The Moving Lens Effect: Simulations, Forecasts and Foreground Mitigation

TL;DR

This paper explores the moving lens effect caused by massive objects' peculiar motion, proposing a new detection method, forecasting its observability with future surveys, and introducing a foreground mitigation strategy.

Contribution

It introduces a stacking estimator for detecting the moving lens effect, validated with simulations, and forecasts its detectability in upcoming surveys.

Findings

Forecasts high-significance detections with future surveys.

Proposes a new foreground mitigation strategy.

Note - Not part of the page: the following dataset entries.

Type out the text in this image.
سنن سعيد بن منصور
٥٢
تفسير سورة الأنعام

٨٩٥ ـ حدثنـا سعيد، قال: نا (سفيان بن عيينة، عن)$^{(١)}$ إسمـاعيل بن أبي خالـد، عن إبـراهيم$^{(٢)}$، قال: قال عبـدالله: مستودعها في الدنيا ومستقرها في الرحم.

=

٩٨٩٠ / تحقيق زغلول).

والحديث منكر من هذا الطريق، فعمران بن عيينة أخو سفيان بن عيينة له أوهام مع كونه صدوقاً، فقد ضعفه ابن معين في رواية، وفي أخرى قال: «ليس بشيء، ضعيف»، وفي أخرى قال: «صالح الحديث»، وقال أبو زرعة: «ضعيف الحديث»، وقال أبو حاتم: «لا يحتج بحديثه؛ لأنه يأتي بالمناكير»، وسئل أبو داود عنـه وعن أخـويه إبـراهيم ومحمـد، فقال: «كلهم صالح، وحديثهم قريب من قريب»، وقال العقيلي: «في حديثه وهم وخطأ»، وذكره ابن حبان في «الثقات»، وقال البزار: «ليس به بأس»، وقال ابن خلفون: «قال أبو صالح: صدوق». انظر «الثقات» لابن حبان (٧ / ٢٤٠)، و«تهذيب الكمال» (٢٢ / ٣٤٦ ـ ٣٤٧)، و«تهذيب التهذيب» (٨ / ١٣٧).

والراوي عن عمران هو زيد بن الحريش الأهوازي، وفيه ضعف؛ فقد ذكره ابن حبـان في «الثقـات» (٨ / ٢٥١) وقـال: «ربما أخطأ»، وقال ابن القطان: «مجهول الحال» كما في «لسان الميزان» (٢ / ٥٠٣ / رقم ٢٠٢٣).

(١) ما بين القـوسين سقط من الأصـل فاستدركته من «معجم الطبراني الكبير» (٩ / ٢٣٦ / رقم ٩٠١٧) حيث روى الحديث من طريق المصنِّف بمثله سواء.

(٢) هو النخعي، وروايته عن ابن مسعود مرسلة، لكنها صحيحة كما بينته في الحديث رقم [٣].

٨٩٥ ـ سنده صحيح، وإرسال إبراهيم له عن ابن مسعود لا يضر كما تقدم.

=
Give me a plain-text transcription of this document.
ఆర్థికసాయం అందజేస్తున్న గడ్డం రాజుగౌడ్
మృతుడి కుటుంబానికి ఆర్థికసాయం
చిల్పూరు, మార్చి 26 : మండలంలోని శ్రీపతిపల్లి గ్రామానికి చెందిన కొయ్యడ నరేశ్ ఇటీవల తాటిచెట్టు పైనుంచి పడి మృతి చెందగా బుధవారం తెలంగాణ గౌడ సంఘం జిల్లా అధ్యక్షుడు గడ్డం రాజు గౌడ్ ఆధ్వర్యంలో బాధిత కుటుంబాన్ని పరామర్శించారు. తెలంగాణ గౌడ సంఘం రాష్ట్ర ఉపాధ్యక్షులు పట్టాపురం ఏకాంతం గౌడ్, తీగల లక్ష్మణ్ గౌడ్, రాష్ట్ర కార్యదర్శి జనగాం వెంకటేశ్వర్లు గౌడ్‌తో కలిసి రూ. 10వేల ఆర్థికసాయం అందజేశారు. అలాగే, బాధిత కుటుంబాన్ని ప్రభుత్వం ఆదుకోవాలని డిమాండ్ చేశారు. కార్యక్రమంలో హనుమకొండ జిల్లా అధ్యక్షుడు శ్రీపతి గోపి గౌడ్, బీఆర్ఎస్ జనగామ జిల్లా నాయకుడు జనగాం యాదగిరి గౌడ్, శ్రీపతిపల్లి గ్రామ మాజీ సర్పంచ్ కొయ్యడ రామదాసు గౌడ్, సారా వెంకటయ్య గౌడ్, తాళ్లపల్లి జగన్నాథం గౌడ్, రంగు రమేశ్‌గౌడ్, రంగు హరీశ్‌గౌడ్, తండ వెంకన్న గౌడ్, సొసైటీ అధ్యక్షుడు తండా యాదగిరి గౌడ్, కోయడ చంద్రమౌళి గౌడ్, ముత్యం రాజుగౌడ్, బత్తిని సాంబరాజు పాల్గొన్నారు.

Validates the estimator using simulations.

Abstract

The peculiar motion of massive objects across the line of sight imprints a dipolar temperature anisotropy pattern on the cosmic microwave background known as the moving lens effect. This effect provides a unique probe of the transverse components of the peculiar velocity field, but has not yet been detected due to its small size. We implement and validate a stacking estimator for the moving lens signal using a galaxy catalog as a tracer of massive haloes combined with reconstructed velocities from the galaxy number density field. Using simulations, we forecast detection prospects for the moving lens signal from current and upcoming microwave background and galaxy surveys. We demonstrate a new foreground mitigation strategy likely sufficient for current data sets, and discuss various sources of systematic error and noise. Upcoming galaxy surveys will provide high significance statistical detections of the moving lens effect.